In a sense, the video is intimate, as we are briefly invited into the heart of a seemingly perfect family. But of course, the invitation is entirely on the terms of the Prince and Princess of Wales themselves. They do not begin by answering the question that such intimacy surely raises, namely, what exactly was wrong with Catherine and how long the ‘path to healing and full recovery’ is likely to be?

What is happening is nothing short of a revolution. William and Kate have taken control of their own PR and are offering an idealized, almost fairytale version of themselves and their family. The traditional media, which you might expect to ask some probing questions, has been virtually written out of the script.

Of course, you can understand why the Prince and Princess want to ‘own’ their story, to be able to put it together as they see fit. That’s what modern celebrities like to do. Moreover, it’s not unreasonable to speculate that the heir to the throne and his wife have a deep distrust of the established media.

Before her marriage, Catherine was sometimes harassed by the paparazzi. William – like his brother Harry – is convinced that their mother, Diana, Princess of Wales, was followed to her death by the paparazzi before that fatal crash in 1997. William has no love for the media and will likely be drawn to a strategy aimed at relegating them to the sidelines.

In their desire to present themselves to the world on their own terms, William and Harry are surprisingly similar. The difference is that while the hot-headed Duke of Sussex rails against the press, the wiser and calmer Prince of Wales keeps his counsel – and merely quietly avoids the media.

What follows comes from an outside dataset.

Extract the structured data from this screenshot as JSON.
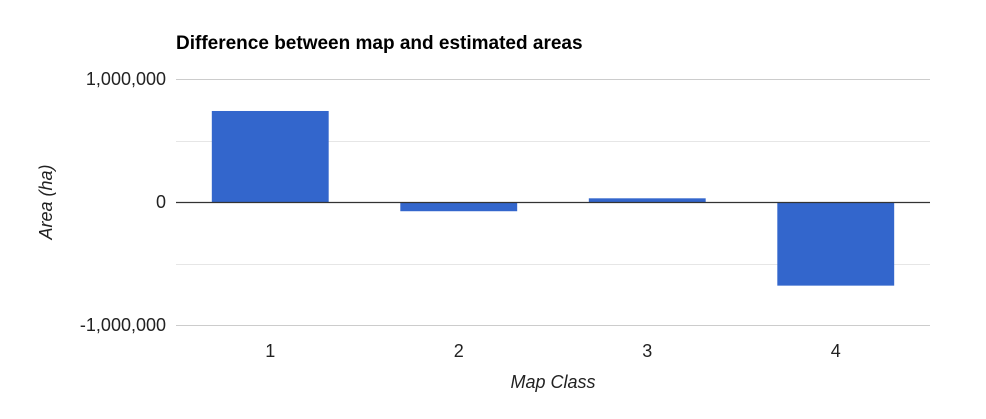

It is ironic that Harry criticizes both his father and brother for being too close to the press, while in reality William and Catherine try to neutralize the press.

Will it work? In a celebrity-crazed world, where TikTok and the like rule and many young people have the attention span of a gnat, the Prince and Princess of Wales’s approach seems likely to succeed. Why bother with accepted media when Wales can present themselves however they want on a billion smartphones?

Nevertheless, I believe this is a dangerous trick. Most of us are not TikTok fans. In fact, the British people do not want a supposedly perfect, fictional monarchy. They expect members of the royal family to be real, down-to-earth, relatable people who do not live in a fantasy world of endless smiles and eternal laughter.

Ultimately, the royal family survives and is vindicated in the public eye because it is controlled. And that is what the traditional media has done, no doubt not always honestly, but generally rigorously. If the royal family is allowed to repackage itself as a completely sanitized but untouchable institution, disaster will probably follow.

Harry and Meghan are richly comical, and also frustrating, figures as they painstakingly craft their own image of California perfection. Yet it doesn’t really matter what they do, because they’ve become so peripheral to the monarchy. But the Prince and Princess of Wales are the future.

Perhaps their strategy is not entirely calculated. Perhaps they are genuinely moved by the sentimentality of our times. At the end of her voiceover in the last video, Kate says, “To everyone who is continuing their own cancer journey – I will be with you, side by side, hand in hand.” This cannot be true. It is too much.

Am I a grouch? A dinosaur even? I hope not. I doubt the British people will cheerfully accept a magical monarchy that values ​​sentiment over common sense and promotes a false image of itself, one that is imbued with happiness and laughter.

I am glad that Catherine is getting better. She is a gifted woman and we are very happy to have her. We are also glad that in William we have such a balanced and dedicated heir to the throne.

But the monarchy will be weakened if the public comes to believe it is being fed a fairy tale nurtured by the Prince and Princess of Wales and beyond the reach of the media.